Are you able to give us an replace in your HAMR street map or the standing of your HAMR expertise, how we take into consideration 30, 40 terabytes-plus?

David GoeckelerChief Govt Officer

So, we have been engaged on HAMR for fairly a while. We perceive HAMR extraordinarily nicely. We perceive all the problems with HAMR, and what it takes to get it certified. Clearly, we’re doing that each one behind the scenes, as a result of we have now a product portfolio with the very best TCO we will provide available in the market at the moment, and we will do that each one the way in which as much as 40 terabytes.

And 40 terabytes is the place the economics flip over and also you get the 4 terabyte per platter or 40 per unit, the place basically the capability improve will cancel out the rise in prices you must put within the unit to get the economics to work on margin, proper? That is type of a sophisticated — loads to say in a single sentence. However our portfolio may be very centered on the proper product with the proper value on the proper time. The precise time for HAMR is at 40 terabytes. And we have lots of improvement happening that product.
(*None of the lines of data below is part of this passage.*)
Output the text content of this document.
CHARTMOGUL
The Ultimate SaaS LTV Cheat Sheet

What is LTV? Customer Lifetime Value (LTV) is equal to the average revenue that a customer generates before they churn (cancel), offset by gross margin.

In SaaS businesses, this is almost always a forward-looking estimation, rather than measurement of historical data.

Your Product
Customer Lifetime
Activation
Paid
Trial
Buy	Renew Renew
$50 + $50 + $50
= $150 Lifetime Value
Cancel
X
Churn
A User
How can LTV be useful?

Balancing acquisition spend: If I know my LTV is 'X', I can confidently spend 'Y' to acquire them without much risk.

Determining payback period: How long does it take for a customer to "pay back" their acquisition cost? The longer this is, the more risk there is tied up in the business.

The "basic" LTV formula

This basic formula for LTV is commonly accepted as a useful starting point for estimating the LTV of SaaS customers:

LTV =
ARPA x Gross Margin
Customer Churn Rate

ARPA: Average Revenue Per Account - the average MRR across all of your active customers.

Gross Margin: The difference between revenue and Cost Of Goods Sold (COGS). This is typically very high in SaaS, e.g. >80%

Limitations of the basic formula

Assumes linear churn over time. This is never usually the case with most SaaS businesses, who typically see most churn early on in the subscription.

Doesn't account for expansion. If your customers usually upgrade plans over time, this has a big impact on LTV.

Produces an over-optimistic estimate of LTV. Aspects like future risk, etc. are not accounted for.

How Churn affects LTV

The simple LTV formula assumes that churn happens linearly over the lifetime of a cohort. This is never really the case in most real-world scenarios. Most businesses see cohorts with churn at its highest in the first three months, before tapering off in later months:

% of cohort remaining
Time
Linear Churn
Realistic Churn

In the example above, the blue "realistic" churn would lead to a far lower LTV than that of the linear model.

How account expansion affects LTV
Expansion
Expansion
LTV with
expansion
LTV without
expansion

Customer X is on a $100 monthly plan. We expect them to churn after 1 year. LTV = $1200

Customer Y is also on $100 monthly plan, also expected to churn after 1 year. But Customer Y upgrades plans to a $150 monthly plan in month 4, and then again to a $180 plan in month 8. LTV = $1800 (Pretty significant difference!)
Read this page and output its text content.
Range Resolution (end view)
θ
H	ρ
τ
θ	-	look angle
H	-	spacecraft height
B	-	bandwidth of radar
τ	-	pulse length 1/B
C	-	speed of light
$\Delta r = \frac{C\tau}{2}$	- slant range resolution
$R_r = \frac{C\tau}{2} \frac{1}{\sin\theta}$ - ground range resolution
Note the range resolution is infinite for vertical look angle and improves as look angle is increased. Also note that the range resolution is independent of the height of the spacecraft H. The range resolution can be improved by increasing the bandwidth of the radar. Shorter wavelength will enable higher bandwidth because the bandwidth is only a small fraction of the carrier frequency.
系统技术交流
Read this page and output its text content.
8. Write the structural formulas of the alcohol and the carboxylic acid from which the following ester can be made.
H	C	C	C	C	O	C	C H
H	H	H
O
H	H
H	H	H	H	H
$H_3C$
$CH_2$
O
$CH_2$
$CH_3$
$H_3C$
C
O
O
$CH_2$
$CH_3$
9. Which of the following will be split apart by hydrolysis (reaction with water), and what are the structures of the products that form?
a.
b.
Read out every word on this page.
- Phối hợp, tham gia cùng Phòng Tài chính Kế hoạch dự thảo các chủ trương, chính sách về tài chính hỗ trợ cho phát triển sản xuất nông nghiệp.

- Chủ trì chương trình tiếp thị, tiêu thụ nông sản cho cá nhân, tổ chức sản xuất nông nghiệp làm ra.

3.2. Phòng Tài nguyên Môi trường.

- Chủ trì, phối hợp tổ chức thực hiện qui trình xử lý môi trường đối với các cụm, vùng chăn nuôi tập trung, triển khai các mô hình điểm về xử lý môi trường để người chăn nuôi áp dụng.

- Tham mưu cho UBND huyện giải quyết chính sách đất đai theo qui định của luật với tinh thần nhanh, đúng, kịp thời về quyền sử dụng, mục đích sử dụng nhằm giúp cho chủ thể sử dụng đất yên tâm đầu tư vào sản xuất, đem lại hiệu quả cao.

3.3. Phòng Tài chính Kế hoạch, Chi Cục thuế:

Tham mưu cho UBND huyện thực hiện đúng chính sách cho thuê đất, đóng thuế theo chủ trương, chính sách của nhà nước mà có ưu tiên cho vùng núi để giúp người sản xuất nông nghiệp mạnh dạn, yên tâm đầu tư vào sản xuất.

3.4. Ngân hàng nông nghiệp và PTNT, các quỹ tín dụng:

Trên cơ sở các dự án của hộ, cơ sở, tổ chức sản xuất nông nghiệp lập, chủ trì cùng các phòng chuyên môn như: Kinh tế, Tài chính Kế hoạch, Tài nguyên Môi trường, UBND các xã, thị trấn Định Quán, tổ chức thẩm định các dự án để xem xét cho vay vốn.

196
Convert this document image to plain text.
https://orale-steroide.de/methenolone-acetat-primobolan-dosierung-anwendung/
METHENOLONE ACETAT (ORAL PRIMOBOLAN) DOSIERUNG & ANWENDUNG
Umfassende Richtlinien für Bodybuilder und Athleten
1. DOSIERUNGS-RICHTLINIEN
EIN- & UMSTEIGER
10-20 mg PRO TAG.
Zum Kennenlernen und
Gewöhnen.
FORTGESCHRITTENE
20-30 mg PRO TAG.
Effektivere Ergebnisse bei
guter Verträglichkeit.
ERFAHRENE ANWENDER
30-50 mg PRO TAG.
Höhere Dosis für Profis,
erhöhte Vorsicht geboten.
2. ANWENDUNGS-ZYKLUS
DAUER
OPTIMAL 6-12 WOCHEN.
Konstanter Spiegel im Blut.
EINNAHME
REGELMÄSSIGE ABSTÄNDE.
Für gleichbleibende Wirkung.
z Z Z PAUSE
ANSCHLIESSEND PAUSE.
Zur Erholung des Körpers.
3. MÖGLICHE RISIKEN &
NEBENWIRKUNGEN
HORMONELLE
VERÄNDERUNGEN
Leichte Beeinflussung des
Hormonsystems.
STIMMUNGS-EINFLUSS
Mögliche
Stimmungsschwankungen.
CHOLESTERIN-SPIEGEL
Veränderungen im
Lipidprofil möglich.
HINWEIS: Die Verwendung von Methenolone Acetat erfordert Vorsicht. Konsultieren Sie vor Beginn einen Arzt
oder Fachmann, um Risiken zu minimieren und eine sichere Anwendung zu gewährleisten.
We’ve for a very long time. We, fairly frankly, need not do it in public as a result of we have now one other portfolio that is promoting extraordinarily nicely, which we have talked about all through this course of. However have lots of confidence in our HAMR improvement. And fairly frankly, our prospects know precisely what we’re doing, and the place we’re at, and what our plans are, and so they’re comfy with that as nicely.

Krish SankarTD Cowen — Analyst

Yeah. Thanks, Dave.

Operator

And our subsequent query comes from Tom O’ Malley from Barclays. Please go forward along with your query.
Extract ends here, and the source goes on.